Van Persie makes his point against former club Arsenal
Spot kick leaves Arsenal holding on to Champions League spot
Manchester United’s Robin van Persie scores his side’s equaliser from the penalty spot against his former side Arsenal at The Emirates. Photograph: Adam Davy/PA
Arsenal 1 Manchester United 1: Robin van Persie has scored 25 league goals now in his first season with Manchester United, or 29 in all competitions, but the latest of them threatens to have considerably more impact on his old club than his current one.
If Arsenal are to miss out on Champions League next season – something that has not happened once in the last 15 years – they will look back with some anguish on that moment when Van Persie had the ball in his hands and the fans who used to revere him probably knew what was coming.
There was considerable pressure on Van Persie for that penalty, back in front of the crowd where he is now reviled, acutely aware of the schadenfreude that would follow if he lost his nerve. The volume had gone up several notches as Arsenal’s supporters did their best to put him off.
Yet Van Persie is not the kind of man who is distracted easily. His shot was struck with power and precision and, though there was a strategic lack of celebration, he will have cherished that moment.
His contribution leaves Arsenal in the fourth Champions League qualifying space but with everything still to play for bearing in mind Tottenham Hotspur are two points behind with a game in hand.
Arsene Wenger’s team were considerably the better team in the opening stages. Yet their inability to build upon Theo Walcott’s goal made this ultimately a frustrating afternoon for their supporters and a missed opportunity because it was rare to see United look as dishevelled as they had in the opening 40 minutes, so slow to the ball and generally giving the impression of a side that had officially lapsed into end-of-season mode.
Martin Keown, Arsenal’s guest of honour, summed it up when he was invited on the pitch at half-time to offer his thoughts. United, he said, looked like they had been doing a lot of celebrating.
Arsenal had been that much quicker to the ball in this period, playing with width and fluidity and pinning back their opponents for long enough spells to feel, justifiably, they really ought to have made more of their superiority. They lacked a bit of presence in attack, with Olivier Giroud suspended, but their desire to attack in numbers, from all different angles, made them a constant threat.

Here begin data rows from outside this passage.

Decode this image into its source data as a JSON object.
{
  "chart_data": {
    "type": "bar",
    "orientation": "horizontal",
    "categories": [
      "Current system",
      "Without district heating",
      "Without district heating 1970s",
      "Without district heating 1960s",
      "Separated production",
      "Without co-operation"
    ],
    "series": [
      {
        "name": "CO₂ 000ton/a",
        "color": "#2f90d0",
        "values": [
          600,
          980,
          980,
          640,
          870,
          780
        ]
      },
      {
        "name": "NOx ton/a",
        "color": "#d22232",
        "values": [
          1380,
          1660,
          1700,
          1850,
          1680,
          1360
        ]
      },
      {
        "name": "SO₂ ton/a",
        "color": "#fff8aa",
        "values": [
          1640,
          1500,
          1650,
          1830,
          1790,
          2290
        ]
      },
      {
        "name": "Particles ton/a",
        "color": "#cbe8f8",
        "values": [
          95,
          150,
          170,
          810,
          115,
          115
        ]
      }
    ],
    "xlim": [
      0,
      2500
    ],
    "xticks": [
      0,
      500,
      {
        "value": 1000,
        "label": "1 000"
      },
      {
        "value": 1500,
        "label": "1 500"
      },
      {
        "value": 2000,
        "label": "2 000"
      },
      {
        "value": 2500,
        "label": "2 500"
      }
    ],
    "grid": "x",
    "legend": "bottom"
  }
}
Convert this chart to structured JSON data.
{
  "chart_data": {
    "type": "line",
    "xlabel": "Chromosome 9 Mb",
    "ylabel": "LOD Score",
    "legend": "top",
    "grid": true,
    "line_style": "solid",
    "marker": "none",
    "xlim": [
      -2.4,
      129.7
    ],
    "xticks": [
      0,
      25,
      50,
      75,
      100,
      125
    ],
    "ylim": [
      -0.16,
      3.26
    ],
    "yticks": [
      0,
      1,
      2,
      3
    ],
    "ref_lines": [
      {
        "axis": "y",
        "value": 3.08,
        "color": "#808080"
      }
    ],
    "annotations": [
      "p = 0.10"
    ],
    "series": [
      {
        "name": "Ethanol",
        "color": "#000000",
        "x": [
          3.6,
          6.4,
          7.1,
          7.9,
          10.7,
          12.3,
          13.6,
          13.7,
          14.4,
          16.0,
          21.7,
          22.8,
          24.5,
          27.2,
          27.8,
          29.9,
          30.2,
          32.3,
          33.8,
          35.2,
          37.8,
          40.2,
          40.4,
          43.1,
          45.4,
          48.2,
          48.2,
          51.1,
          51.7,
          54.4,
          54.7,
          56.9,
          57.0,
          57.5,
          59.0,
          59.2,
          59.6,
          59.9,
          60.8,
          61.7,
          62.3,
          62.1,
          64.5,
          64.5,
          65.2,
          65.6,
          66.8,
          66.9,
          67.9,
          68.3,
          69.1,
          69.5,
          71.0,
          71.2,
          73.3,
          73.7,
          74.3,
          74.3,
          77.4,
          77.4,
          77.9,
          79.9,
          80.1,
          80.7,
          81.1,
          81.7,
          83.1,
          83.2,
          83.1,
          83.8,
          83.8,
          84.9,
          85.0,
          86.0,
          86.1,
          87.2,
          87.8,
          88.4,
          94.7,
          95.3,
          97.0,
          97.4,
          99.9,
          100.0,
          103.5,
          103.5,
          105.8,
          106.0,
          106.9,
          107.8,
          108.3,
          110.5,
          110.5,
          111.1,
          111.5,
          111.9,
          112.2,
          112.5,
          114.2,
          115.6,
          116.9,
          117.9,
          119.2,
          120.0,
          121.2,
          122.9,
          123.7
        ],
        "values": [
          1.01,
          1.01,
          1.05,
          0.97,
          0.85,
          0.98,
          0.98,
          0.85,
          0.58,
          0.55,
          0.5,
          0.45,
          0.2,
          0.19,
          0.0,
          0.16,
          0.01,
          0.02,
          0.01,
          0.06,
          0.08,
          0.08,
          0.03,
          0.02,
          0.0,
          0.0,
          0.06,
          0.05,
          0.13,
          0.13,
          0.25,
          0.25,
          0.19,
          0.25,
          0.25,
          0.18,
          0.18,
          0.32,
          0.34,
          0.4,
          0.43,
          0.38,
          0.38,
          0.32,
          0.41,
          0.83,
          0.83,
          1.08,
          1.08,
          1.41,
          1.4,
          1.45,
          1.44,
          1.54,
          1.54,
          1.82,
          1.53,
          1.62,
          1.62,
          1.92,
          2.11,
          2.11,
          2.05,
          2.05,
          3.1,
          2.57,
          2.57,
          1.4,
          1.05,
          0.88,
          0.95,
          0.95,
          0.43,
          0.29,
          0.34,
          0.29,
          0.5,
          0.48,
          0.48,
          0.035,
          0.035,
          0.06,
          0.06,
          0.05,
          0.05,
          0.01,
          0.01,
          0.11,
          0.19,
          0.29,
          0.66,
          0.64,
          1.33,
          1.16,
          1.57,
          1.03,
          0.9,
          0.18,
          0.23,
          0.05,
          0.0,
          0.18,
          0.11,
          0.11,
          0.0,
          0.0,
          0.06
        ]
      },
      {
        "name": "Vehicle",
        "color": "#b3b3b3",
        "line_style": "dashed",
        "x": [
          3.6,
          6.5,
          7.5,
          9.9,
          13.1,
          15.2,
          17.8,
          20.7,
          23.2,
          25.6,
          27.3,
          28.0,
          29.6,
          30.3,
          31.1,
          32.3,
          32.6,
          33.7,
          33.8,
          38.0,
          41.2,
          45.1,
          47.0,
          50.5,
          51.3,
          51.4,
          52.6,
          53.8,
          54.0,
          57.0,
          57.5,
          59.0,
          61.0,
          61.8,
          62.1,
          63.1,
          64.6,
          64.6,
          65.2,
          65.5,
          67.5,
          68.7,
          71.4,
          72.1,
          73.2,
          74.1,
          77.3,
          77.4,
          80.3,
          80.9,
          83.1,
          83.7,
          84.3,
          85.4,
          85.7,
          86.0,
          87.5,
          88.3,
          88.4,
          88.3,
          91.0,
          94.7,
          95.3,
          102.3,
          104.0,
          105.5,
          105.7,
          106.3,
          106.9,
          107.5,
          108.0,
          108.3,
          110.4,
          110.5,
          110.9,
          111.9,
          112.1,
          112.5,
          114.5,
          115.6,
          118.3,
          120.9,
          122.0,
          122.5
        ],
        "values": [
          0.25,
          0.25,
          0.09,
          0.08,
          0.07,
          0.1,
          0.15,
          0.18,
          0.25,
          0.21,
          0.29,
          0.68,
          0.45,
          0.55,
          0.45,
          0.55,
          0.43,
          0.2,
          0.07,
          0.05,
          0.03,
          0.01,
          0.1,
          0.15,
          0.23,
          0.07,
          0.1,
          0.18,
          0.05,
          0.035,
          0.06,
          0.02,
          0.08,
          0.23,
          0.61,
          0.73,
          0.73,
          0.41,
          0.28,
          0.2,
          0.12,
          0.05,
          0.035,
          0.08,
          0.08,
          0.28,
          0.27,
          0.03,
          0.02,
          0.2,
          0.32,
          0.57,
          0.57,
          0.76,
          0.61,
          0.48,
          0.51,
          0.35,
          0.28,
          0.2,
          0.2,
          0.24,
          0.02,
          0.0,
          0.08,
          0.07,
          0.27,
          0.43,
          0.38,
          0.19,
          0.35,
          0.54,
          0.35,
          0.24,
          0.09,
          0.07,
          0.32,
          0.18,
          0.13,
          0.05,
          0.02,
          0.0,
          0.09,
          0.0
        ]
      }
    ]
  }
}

United, in contrast, did not really get going until the second half. Before then, it was as poor as they have been played in a long time. Rafael and Phil Jones, in quick succession, passed the ball out of touch under no pressure. David de Gea dropped a corner and made a hash of a clearance, the kind of mistakes that he has eradicated from his game over the last few months.
Wayne Rooney was barely to be seen, Van Persie was peripheral, Antonio Valencia barely involved. Alex Ferguson erupted at one stage after Phil Dowd waved on play despite Mikel Arteta and Aaron Ramsey both checking Nani’s run. It was a bad decision by an erratic referee but it was tempting to wonder whether Ferguson’s real ire stemmed from the way his team had set out.
Yet it is probably a measure of the way this Arsenal side can defend sometimes that, even then, United could reflect on some decent opportunities of their own before Van Persie’s equaliser.
Jones, driving through midfield in a manner reminiscent of a young Bryan Robson, headed two good chances wide with considerably less distinction. Then a moment when the Emirates held its breath, as Nani clipped a wonderful cross into the penalty area and Van Persie was alone inside the six-yard area. Wojciech Szczesny’s sprawling save to keep out the header, from point-blank range, was exceptional.
Dowd had a mixed afternoon was lenient in the extreme not to show Bacary Sagna a second yellow for clattering into Patrice Evra just before the hour. The referee did, however, get it spot for the penalty. Van Persie had run through the left-hand channel, latching on to Sagna’s mistake, and the full back’s desperation to make amends culminated in a diving challenge that missed the ball and took his opponent’s ankle. Van Persie, under considerable pressure, kept his composure to beat Szczesny with the penalty, scoring to the goalkeeper’s left.
For Van Persie, that goal might have had therapeutic qualities, too. It had been his loose pass that set Arsenal on the way to the first goal, Kieran Gibbs breaking forward from left back and the ball eventually reaching Walcott, via Tomas Rosicky’s perfectly weighted pass inside Patrice Evra. to angle his shot past De Gea.